The material presented
here is not Al-Anon Conference Approved Literature. It is a method
to exchange
information, ideas, feelings, problems and solutions on a personal
level.
Well I caved and replied to XABF email. I was disappointed in myself, but then I read a few others posts today. I've decided I will be grateful that I removed a lot of the you, you, you and made it I feel, and other I statements. It was definitely not perfect, but every time I can remove one you, followed my something nasty, I think I'm doing myself a favour in the long run. I wonder if that sounds trivial but I'm having a hard time rattling around my house filled with ghosts of the past, to be grateful for it And the other blessings in my life. I hope those will come in time.

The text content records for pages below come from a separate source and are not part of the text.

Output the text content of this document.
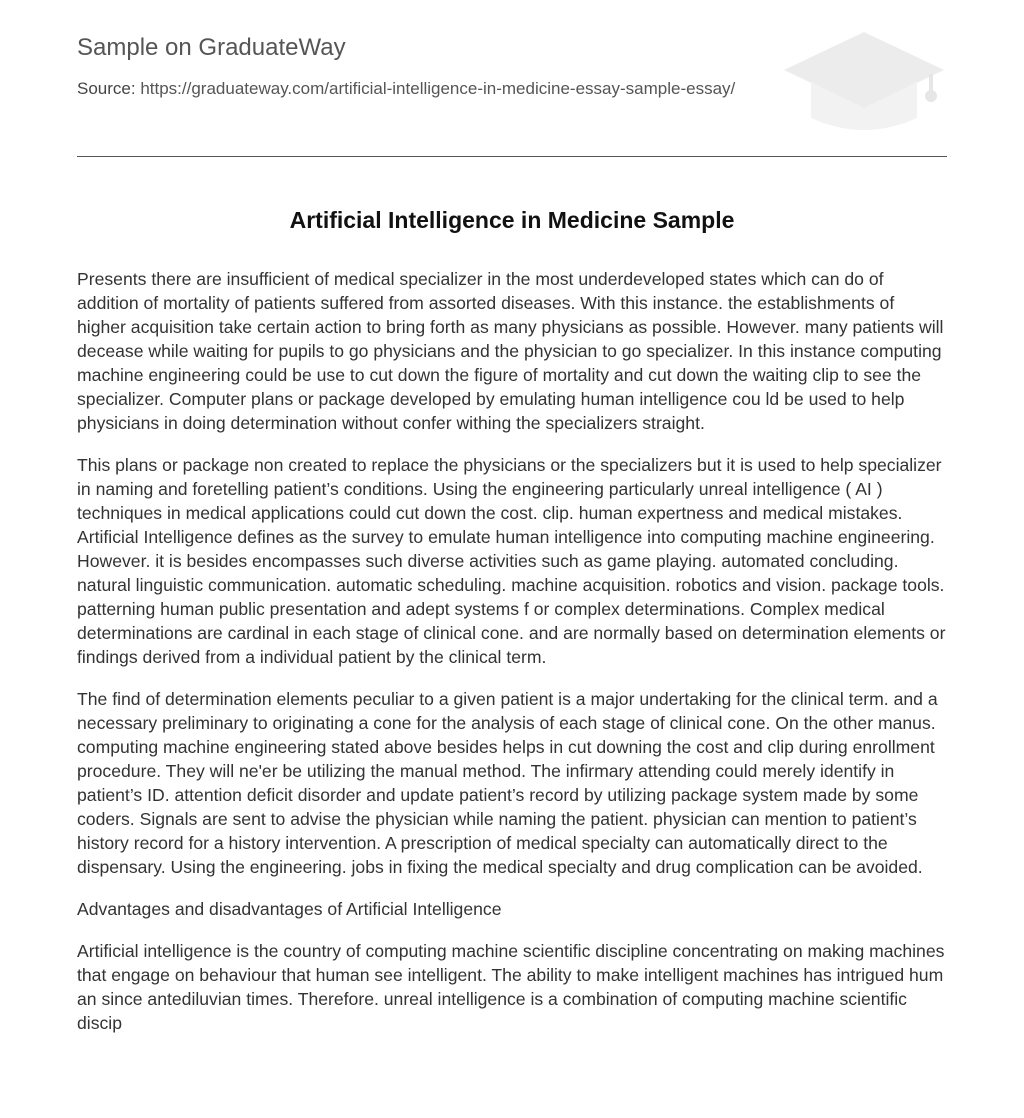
Sample on GraduateWay
Source: https://graduateway.com/artificial-intelligence-in-medicine-essay-sample-essay/
Artificial Intelligence in Medicine Sample

Presents there are insufficient of medical specializer in the most underdeveloped states which can do of addition of mortality of patients suffered from assorted diseases. With this instance. the establishments of higher acquisition take certain action to bring forth as many physicians as possible. However. many patients will decease while waiting for pupils to go physicians and the physician to go specializer. In this instance computing machine engineering could be use to cut down the figure of mortality and cut down the waiting clip to see the specializer. Computer plans or package developed by emulating human intelligence cou ld be used to help physicians in doing determination without confer withing the specializers straight.

This plans or package non created to replace the physicians or the specializers but it is used to help specializer in naming and foretelling patient’s conditions. Using the engineering particularly unreal intelligence ( AI ) techniques in medical applications could cut down the cost. clip. human expertness and medical mistakes. Artificial Intelligence defines as the survey to emulate human intelligence into computing machine engineering. However. it is besides encompasses such diverse activities such as game playing. automated concluding. natural linguistic communication. automatic scheduling. machine acquisition. robotics and vision. package tools. patterning human public presentation and adept systems f or complex determinations. Complex medical determinations are cardinal in each stage of clinical cone. and are normally based on determination elements or findings derived from a individual patient by the clinical term.

The find of determination elements peculiar to a given patient is a major undertaking for the clinical term. and a necessary preliminary to originating a cone for the analysis of each stage of clinical cone. On the other manus. computing machine engineering stated above besides helps in cut downing the cost and clip during enrollment procedure. They will ne'er be utilizing the manual method. The infirmary attending could merely identify in patient’s ID. attention deficit disorder and update patient’s record by utilizing package system made by some coders. Signals are sent to advise the physician while naming the patient. physician can mention to patient’s history record for a history intervention. A prescription of medical specialty can automatically direct to the dispensary. Using the engineering. jobs in fixing the medical specialty and drug complication can be avoided.

Advantages and disadvantages of Artificial Intelligence

Artificial intelligence is the country of computing machine scientific discipline concentrating on making machines that engage on behaviour that human see intelligent. The ability to make intelligent machines has intrigued hum an since antediluvian times. Therefore. unreal intelligence is a combination of computing machine scientific discip
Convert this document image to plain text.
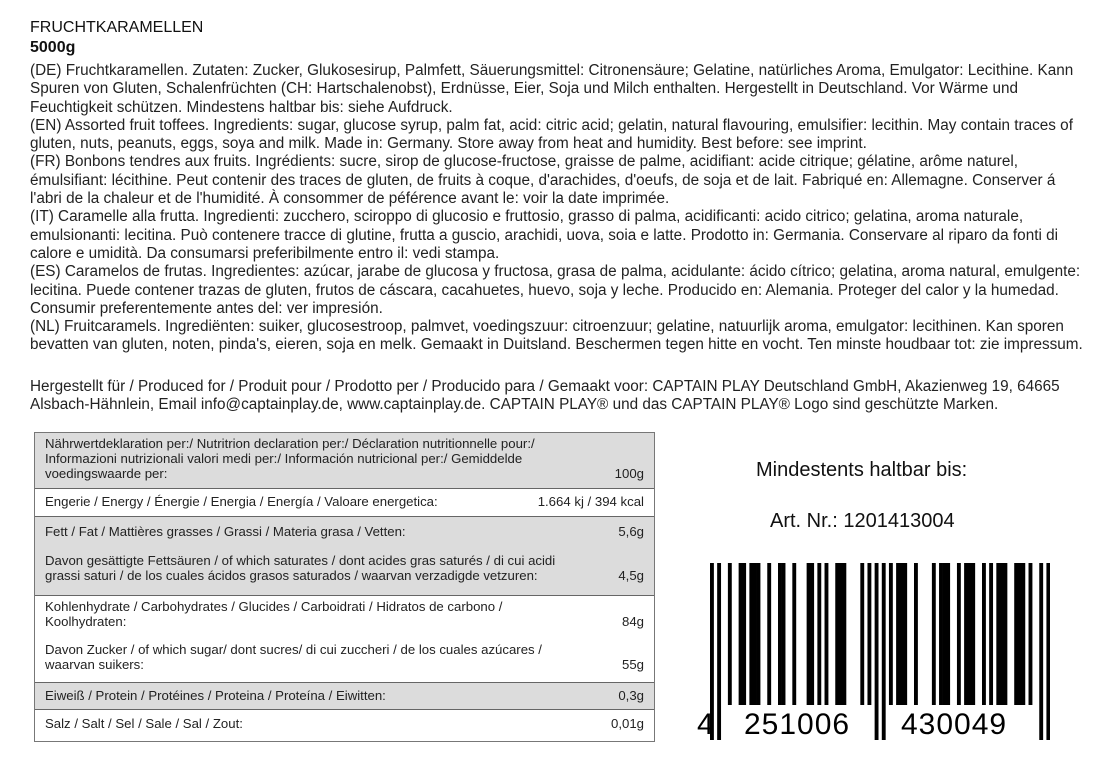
FRUCHTKARAMELLEN
5000g

(DE) Fruchtkaramellen. Zutaten: Zucker, Glukosesirup, Palmfett, Säuerungsmittel: Citronensäure; Gelatine, natürliches Aroma, Emulgator: Lecithine. Kann Spuren von Gluten, Schalenfrüchten (CH: Hartschalenobst), Erdnüsse, Eier, Soja und Milch enthalten. Hergestellt in Deutschland. Vor Wärme und Feuchtigkeit schützen. Mindestens haltbar bis: siehe Aufdruck.

(EN) Assorted fruit toffees. Ingredients: sugar, glucose syrup, palm fat, acid: citric acid; gelatin, natural flavouring, emulsifier: lecithin. May contain traces of gluten, nuts, peanuts, eggs, soya and milk. Made in: Germany. Store away from heat and humidity. Best before: see imprint.

(FR) Bonbons tendres aux fruits. Ingrédients: sucre, sirop de glucose-fructose, graisse de palme, acidifiant: acide citrique; gélatine, arôme naturel, émulsifiant: lécithine. Peut contenir des traces de gluten, de fruits à coque, d'arachides, d'oeufs, de soja et de lait. Fabriqué en: Allemagne. Conserver á l'abri de la chaleur et de l'humidité. À consommer de péférence avant le: voir la date imprimée.

(IT) Caramelle alla frutta. Ingredienti: zucchero, sciroppo di glucosio e fruttosio, grasso di palma, acidificanti: acido citrico; gelatina, aroma naturale, emulsionanti: lecitina. Può contenere tracce di glutine, frutta a guscio, arachidi, uova, soia e latte. Prodotto in: Germania. Conservare al riparo da fonti di calore e umidità. Da consumarsi preferibilmente entro il: vedi stampa.

(ES) Caramelos de frutas. Ingredientes: azúcar, jarabe de glucosa y fructosa, grasa de palma, acidulante: ácido cítrico; gelatina, aroma natural, emulgente: lecitina. Puede contener trazas de gluten, frutos de cáscara, cacahuetes, huevo, soja y leche. Producido en: Alemania. Proteger del calor y la humedad. Consumir preferentemente antes del: ver impresión.

(NL) Fruitcaramels. Ingrediënten: suiker, glucosestroop, palmvet, voedingszuur: citroenzuur; gelatine, natuurlijk aroma, emulgator: lecithinen. Kan sporen bevatten van gluten, noten, pinda's, eieren, soja en melk. Gemaakt in Duitsland. Beschermen tegen hitte en vocht. Ten minste houdbaar tot: zie impressum.

Hergestellt für / Produced for / Produit pour / Prodotto per / Producido para / Gemaakt voor: CAPTAIN PLAY Deutschland GmbH, Akazienweg 19, 64665 Alsbach-Hähnlein, Email info@captainplay.de, www.captainplay.de. CAPTAIN PLAY® und das CAPTAIN PLAY® Logo sind geschützte Marken.

Nährwertdeklaration per:/ Nutritrion declaration per:/ Déclaration nutritionnelle pour:/
Informazioni nutrizionali valori medi per:/ Información nutricional per:/ Gemiddelde
voedingswaarde per:	100g
Engerie / Energy / Énergie / Energia / Energía / Valoare energetica:	1.664 kj / 394 kcal
Fett / Fat / Mattières grasses / Grassi / Materia grasa / Vetten:	5,6g
Davon gesättigte Fettsäuren / of which saturates / dont acides gras saturés / di cui acidi
grassi saturi / de los cuales ácidos grasos saturados / waarvan verzadigde vetzuren:	4,5g
Kohlenhydrate / Carbohydrates / Glucides / Carboidrati / Hidratos de carbono /
Koolhydraten:	84g
Davon Zucker / of which sugar/ dont sucres/ di cui zuccheri / de los cuales azúcares /
waarvan suikers:	55g
Eiweiß / Protein / Protéines / Proteina / Proteína / Eiwitten:	0,3g
Salz / Salt / Sel / Sale / Sal / Zout:	0,01g
Mindestents haltbar bis:
Art. Nr.: 1201413004
4 251006 430049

Good going on the "I"statements. Thats when you Know
you are starting to get it. I hardly use "you" anymore. That
Means you are taking your power back.
I do hope you can attend ftf mtg they help tremendously.
Just do not get impatient with yourself. Our behaviors
And thoughts are from a lifetime. Change and growing
is very hard work.
I have been at it for awhile and still have a long way to go.
(((Oceantide))) - the program is about progress, and not perfection. In my world, doing 'something different' was progress, especially when dealing with this disease.
Keep taking care of you and I also recommend meetings. Folks there will relate to your situation and be willing to offer support and fellowship. It got quiet around here too after 2 of my 3 qualifiers moved out. I don't do well with silence, esp. after so many years of chaotic drama. I often put in my headphones and listen to Christian music - it reminds me I am not alone.
Just a thought - it's helped me tons....so has reading and re-reading the literature from the program.
Hang in there!!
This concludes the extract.